The Alliance for School Choice, a Washington, D.C., agent of the vast privatization/corporate complex, put together a script for a robocall to go out to Arizona parents whose children qualify for the ESAs. Huppenthal lent his voice to the robocall. Actually, he lent more than his voice. He lent the power and authority of his office to the message, making it sound like an official public service announcement. Huppenthal’s call sent interested parents to a website about ESAs created and funded by — get ready for it — the Goldwater Institute. And so the private-to-public-to-private-to-public-to-private cycle that begins and ends with the Goldwater folks comes full circle.
Huppenthal has established himself as the Arizona Superintendent of Education Privatization, a mantle he wears proudly. “I’m the superintendent of public instruction, not the superintendent of public schools,” he told Resnick in the news story. In Huppenthal’s view, private schools are public schools. They serve the public, don’t they? Making, I guess, Walmart a public department store and Tucson Country Club a public golf course. Taxpayer funded vouchers for private golf courses, anyone?
In a press release, Garcia responded to Huppenthal's robocall.

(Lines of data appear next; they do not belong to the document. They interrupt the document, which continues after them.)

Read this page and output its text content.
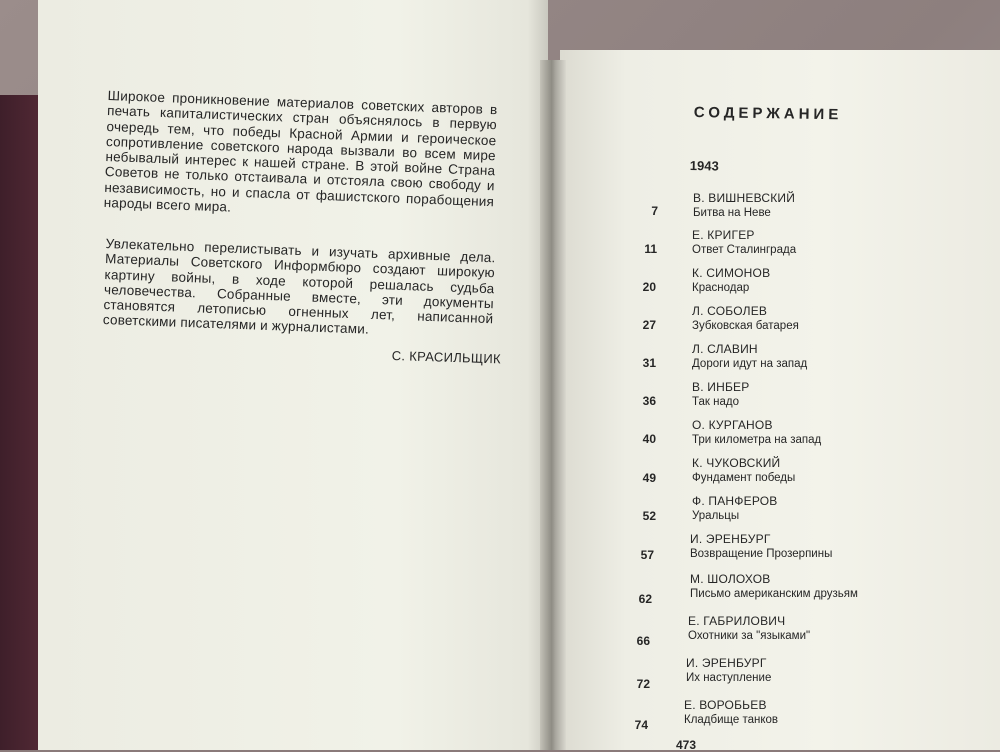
Широкое проникновение материалов советских авторов в печать капиталистических стран объяснялось в первую очередь тем, что победы Красной Армии и героическое сопротивление советского народа вызвали во всем мире небывалый интерес к нашей стране. В этой войне Страна Советов не только отстаивала и отстояла свою свободу и независимость, но и спасла от фашистского порабощения народы всего мира.
Увлекательно перелистывать и изучать архивные дела. Материалы Советского Информбюро создают широкую картину войны, в ходе которой решалась судьба человечества. Собранные вместе, эти документы становятся летописью огненных лет, написанной советскими писателями и журналистами.
С. КРАСИЛЬЩИК
СОДЕРЖАНИЕ
1943
В. ВИШНЕВСКИЙ
Битва на Неве
7
Е. КРИГЕР
Ответ Сталинграда
11
К. СИМОНОВ
Краснодар
20
Л. СОБОЛЕВ
Зубковская батарея
27
Л. СЛАВИН
Дороги идут на запад
31
В. ИНБЕР
Так надо
36
О. КУРГАНОВ
Три километра на запад
40
К. ЧУКОВСКИЙ
Фундамент победы
49
Ф. ПАНФЕРОВ
Уральцы
52
И. ЭРЕНБУРГ
Возвращение Прозерпины
57
М. ШОЛОХОВ
Письмо американским друзьям
62
Е. ГАБРИЛОВИЧ
Охотники за "языками"
66
И. ЭРЕНБУРГ
Их наступление
72
Е. ВОРОБЬЕВ
Кладбище танков
74
473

Dr. David Garcia, an Associate Professor at ASU and candidate for Superintendent of Public Instruction declared, “This is outrageous. The head of public schools should be working to improve our public schools, not abandon them. If Mr. Huppenthal has neither the will nor the expertise needed to help our public schools, then it’s time he step aside and let someone qualified get to work.”